C'est lui qui maria secrètement Louis XIV à Mme de Maintenon. Il aimait trop les femmes, nous dit Florestan. Mais il avait des principes : Mgr Harley refusa la sépulture chrétienne à Molière...
"Et pour ne parler que de nous, je citerai Jean de Montluc, évêque de Valence, marié secrètement à une demoiselle Anne Martin, dont il eut un fils qui, en 1594, devint maréchal de France ; François Harlay de Chanvallon, archevêque de Paris en 1671, connu de son temps pour trop aimer les femmes ; M. de Montazet, archevêque de Lyon, amant de la duchesse de Mazarin ; l'abbé Terrai, amant de la duchesse de la Garde et d'une dame de Clercy dont il eut une fille ;  Louis Roure, chanoine de Sainte Geneviève, accusé, en 1775, par le sieur la Godinière, avocat à Thouars, d'avoir un commerce adultérin avec sa femme; 
le jésuite Girard, qui fut pendu à Aix pour avoir abusé de sa pénitente ; et de nos jours, Molitor, Roubignac, de la Colonge, l'abbé Lecomte, chanoine et principal du collège de Saumur, traduit devant le tribunal d'Angers, en janvier 1841, pour avoir exercé des actes d'une profonde immoralité envers des enfants confiés à ses soins et Martin, curé des Grandes-Ventes, condamné pour violences exercées sur des femmes et des filles au-dessous de quinze ans.
"Tels sont ceux que le public accuse avec raison d'avoir compromis l'honneur et la dignité du sacerdoce. (...) Nous citerons ceux qui, de nos jours, sont les continuateurs de cette conduite impure : tels sont un sieur Delouard, curé de Duclair, près de Rouen, traduit en avril 1844 devant la cour d'assises, pour attentat à la pudeur sur plusieurs garçons âgés de moins de quinze ans ; un sieur Romagné, curé de la Chapelle-aux-Choux, condamné par la cour d'assises de la Sarthe à cinq ans d'emprisonnement pour avoir aidé et facilité l'avortement de la fille Lem..., avec laquelle il entretenait depuis quatre ans un commerce criminel ; et le nommé Jean-Henri Jenny, prêtre, condamné le 24 août 1858, par la cour d'assises du département de l'Oise, aux travaux forcés à perpétuité, pour attentat à la pudeur commis avec violences.
Le procès du curé Martin

Martin était curé des Grandes-Ventes, près de Dieppe.

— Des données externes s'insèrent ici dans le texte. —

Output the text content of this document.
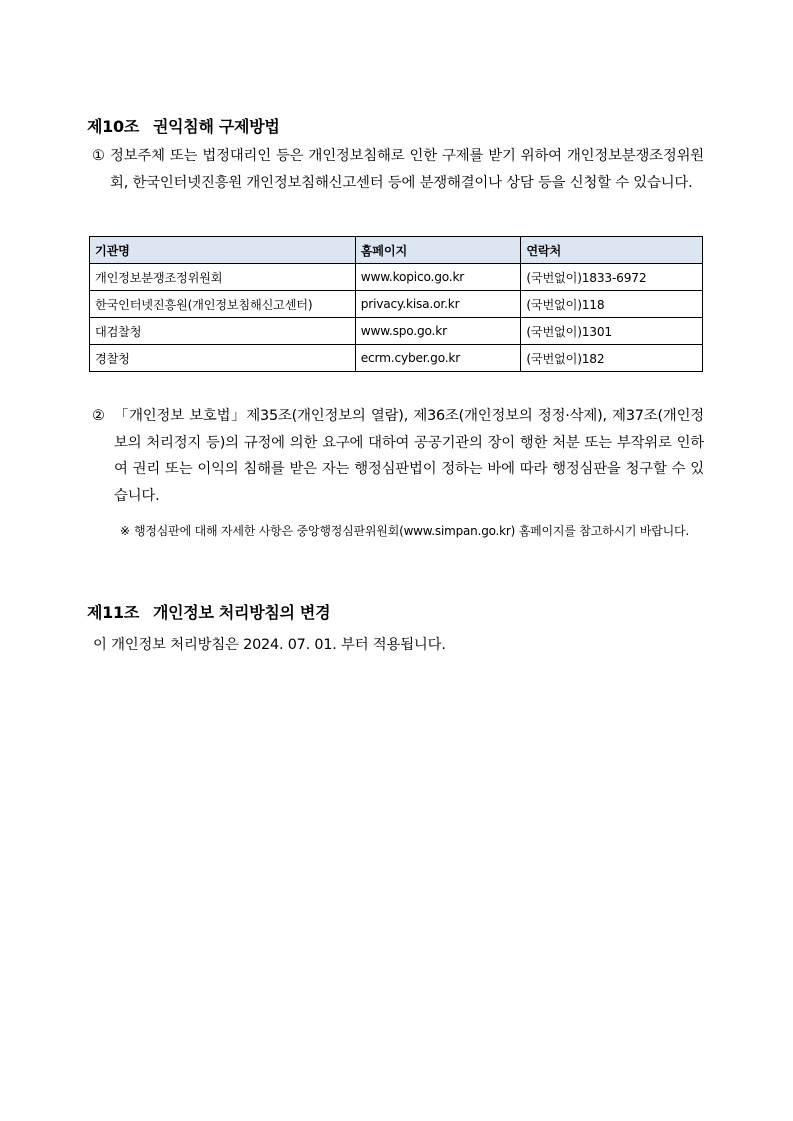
제10조 권익침해 구제방법
① 정보주체 또는 법정대리인 등은 개인정보침해로 인한 구제를 받기 위하여 개인정보분쟁조정위원회, 한국인터넷진흥원 개인정보침해신고센터 등에 분쟁해결이나 상담 등을 신청할 수 있습니다.
기관명	홈페이지	연락처
개인정보분쟁조정위원회	www.kopico.go.kr	(국번없이)1833-6972
한국인터넷진흥원(개인정보침해신고센터)	privacy.kisa.or.kr	(국번없이)118
대검찰청	www.spo.go.kr	(국번없이)1301
경찰청	ecrm.cyber.go.kr	(국번없이)182
② 「개인정보 보호법」제35조(개인정보의 열람), 제36조(개인정보의 정정·삭제), 제37조(개인정보의 처리정지 등)의 규정에 의한 요구에 대하여 공공기관의 장이 행한 처분 또는 부작위로 인하여 권리 또는 이익의 침해를 받은 자는 행정심판법이 정하는 바에 따라 행정심판을 청구할 수 있습니다.
※ 행정심판에 대해 자세한 사항은 중앙행정심판위원회(www.simpan.go.kr) 홈페이지를 참고하시기 바랍니다.
제11조 개인정보 처리방침의 변경
이 개인정보 처리방침은 2024. 07. 01. 부터 적용됩니다.
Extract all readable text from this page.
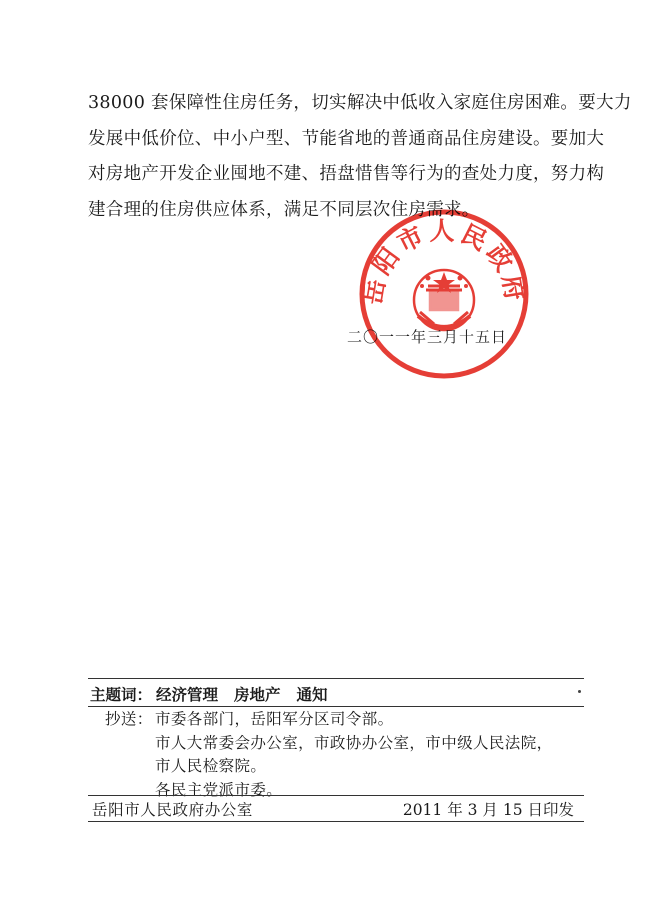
38000 套保障性住房任务，切实解决中低收入家庭住房困难。要大力
发展中低价位、中小户型、节能省地的普通商品住房建设。要加大
对房地产开发企业囤地不建、捂盘惜售等行为的查处力度，努力构
建合理的住房供应体系，满足不同层次住房需求。
二〇一一年三月十五日
岳阳市人民政府
主题词： 经济管理 房地产 通知
抄送： 市委各部门，岳阳军分区司令部。
市人大常委会办公室，市政协办公室，市中级人民法院，
市人民检察院。
各民主党派市委。
岳阳市人民政府办公室	2011 年 3 月 15 日印发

Il fut jugé
en août 1837 aux Assises de Rouen après l'instituteur de Torcy, Marc, poursuivi pour les mêmes raisons. Les victimes de Martin, Ismérie Goubert, Ismérie Sellier, Aglaé Gosse, Florentine Grébauval et Ismérie Carpentier témoignèrent à charge. Ce qui fit dire à l'avocat général  : "Toutes les jeunes filles vous ont déclaré que, quand le prêtre infâme attentait à leur pudeur, elles étaient attérées, il y avait lutte, lutte inégale, car elles étaient bientôt obligées de céder à une force musculaire, à une volonté supérieures à la leur...
"Martin disait aux jeunes filles qui ne cédaient pas : Tu ne feras pas ta première communion !"
Seule Ismérie Carpentier se rétracta, affirmant que sa première déposition avait été dictée par le Procureur du Roi. Le représentant du Ministère public n'y croit pas une seconde, persuadé que des notables favorables à Martin ont corrompu plusieurs témoins.
Me Calenge, défenseur de Martin, plaide la calomnie. 60 témoins ont déposé en faveur du curé. Un certificat de moralité a réuni 150 signatures. Martin, six ans auparavant, avait fait l'objet d'une enquête ecclésiastique. Qui l'avait innocenté...
Le jury écarta la circonstance aggravante d'actes accomplis par un ministre du culte et condamna Martin à dix ans de réclusion, lui épargnant ainsi les travaux forcés et l'exposition.

"Que conclure de ces tristes exemples? termine Florestan : Que le mariage des prêtres est une nécessité morale et 
religieuse."

Rappelons que ce texte date de 1844.

Que devient une jeune fille abusée dans une sacristie ? Ismérie Sellier, par exemple, est morte célibataire à 29 ans. Son père était journalier.